Grimm was assigned female at birth but was diagnosed with gender dysphoria in ninth grade. He started to live as a boy, and the school initially supported him by letting him use the boys' bathroom. Seven weeks later, parent complaints caused the school to reverse its decision — a move supported by the Gloucester school board. Grimm was required to use the girl's room, a unisex bathroom or special facilities.
"It causes me a lot of discomfort," Grimm told MSNBC. "It’s very ‘othering.’ It sort of puts a magnifying glass on my already existing conflicts with my gender identity and physical sex."
Grimm and the ACLU filed a lawsuit last June over the district policy, which they alleged violated transgender students' rights. They also asked for an injunction to let Grimm use the boys' bathroom.
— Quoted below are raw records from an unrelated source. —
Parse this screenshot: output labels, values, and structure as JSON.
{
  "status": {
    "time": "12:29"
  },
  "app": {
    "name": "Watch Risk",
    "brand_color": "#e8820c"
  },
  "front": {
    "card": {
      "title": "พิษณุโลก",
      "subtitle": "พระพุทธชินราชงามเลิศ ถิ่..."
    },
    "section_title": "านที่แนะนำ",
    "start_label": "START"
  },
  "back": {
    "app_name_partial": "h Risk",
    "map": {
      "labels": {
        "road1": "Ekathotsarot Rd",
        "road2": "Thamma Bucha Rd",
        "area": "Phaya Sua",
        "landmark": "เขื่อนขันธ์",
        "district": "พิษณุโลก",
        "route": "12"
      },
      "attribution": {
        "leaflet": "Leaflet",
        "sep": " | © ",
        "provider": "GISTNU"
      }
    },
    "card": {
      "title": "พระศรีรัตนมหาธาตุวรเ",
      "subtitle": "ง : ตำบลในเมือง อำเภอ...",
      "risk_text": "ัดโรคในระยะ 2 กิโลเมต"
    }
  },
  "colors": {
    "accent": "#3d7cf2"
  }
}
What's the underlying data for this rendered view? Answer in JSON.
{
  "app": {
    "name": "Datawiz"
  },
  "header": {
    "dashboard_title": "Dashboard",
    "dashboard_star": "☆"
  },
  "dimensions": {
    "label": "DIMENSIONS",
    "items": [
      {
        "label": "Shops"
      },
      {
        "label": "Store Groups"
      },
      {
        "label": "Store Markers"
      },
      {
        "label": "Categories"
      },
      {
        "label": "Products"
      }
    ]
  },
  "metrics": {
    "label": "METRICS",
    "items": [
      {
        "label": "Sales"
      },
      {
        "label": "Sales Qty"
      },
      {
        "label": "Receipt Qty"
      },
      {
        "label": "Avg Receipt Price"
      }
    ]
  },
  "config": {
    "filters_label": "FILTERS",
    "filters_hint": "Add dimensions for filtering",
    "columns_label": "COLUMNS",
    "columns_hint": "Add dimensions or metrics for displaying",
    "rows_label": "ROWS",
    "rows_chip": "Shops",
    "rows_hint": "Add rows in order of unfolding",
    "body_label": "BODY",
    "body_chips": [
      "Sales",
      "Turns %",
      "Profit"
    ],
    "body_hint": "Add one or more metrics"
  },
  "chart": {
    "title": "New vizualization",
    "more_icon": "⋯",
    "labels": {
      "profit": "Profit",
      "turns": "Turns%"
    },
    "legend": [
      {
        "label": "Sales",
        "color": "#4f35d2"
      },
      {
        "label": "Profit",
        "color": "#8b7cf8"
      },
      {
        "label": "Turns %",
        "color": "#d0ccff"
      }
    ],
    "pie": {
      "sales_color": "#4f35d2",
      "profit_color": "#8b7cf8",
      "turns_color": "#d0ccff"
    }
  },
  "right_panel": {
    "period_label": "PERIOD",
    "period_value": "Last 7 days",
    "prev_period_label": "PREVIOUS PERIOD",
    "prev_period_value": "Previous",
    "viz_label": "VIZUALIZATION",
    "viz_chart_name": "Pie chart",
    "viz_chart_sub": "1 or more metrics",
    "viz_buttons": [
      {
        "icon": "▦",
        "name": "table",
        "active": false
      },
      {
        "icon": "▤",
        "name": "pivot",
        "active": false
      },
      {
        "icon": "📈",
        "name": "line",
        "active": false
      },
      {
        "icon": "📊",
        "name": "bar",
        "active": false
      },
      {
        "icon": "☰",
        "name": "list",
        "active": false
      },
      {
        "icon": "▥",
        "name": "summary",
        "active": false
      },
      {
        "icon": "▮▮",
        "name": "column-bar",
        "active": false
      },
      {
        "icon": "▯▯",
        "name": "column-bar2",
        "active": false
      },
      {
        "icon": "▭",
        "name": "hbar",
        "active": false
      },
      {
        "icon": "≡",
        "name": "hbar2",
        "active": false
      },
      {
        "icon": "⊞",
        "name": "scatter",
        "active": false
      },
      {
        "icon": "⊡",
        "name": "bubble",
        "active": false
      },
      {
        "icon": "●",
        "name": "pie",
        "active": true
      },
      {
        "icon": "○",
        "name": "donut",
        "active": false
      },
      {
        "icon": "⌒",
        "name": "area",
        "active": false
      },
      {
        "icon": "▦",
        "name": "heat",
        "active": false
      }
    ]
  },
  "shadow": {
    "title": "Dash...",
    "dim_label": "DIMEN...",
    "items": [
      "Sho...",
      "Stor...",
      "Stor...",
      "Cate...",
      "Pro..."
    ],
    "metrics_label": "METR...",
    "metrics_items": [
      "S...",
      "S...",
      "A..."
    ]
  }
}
U.S. District Judge Robert G. Doumar denied the injunction and dismissed part of the case in July, ruling that the district had not breached the Title IX anti-discrimination law. The ACLU then appealed and asked for a new judge, though Doumar hasn't ruled on whether the challenge that the school violated the 14th Amendment's equal protection clause can stand, the Daily Press reported.
School district attorney David Corrigan said in July that Grimm wasn't experiencing discrimination because he could use alternate facilities if he wanted. "All students have equal comparable restroom facilities," Corrigan said. "He is not being treated differently."
The U.S. Education Department and Justice Department both backed Grimm in October. If the appeals court decision is in Grimm's favor, transgender students across the country could have a legal precedent to point to in requesting access to certain bathrooms and locker rooms.
“It will likely be a bellwether one way or another that people will look to in the immediate future to look to see where courts are headed,” ACLU attorney Joshua Block told the Washington Post.
Grimm wasn't the first student to encounter problems trying to use the bathroom of his choice. In September, hundreds of students and parents staged walkouts in Hillsboro, Missouri, over senior Lila Perry's request to use the girls' locker room. In Illinois earlier this month, an unidentified transgender girl was given access to the girls' locker room after the Education Department threatened to revoke the school's federal funding.
The court probably won't rule in Grimm's case for months.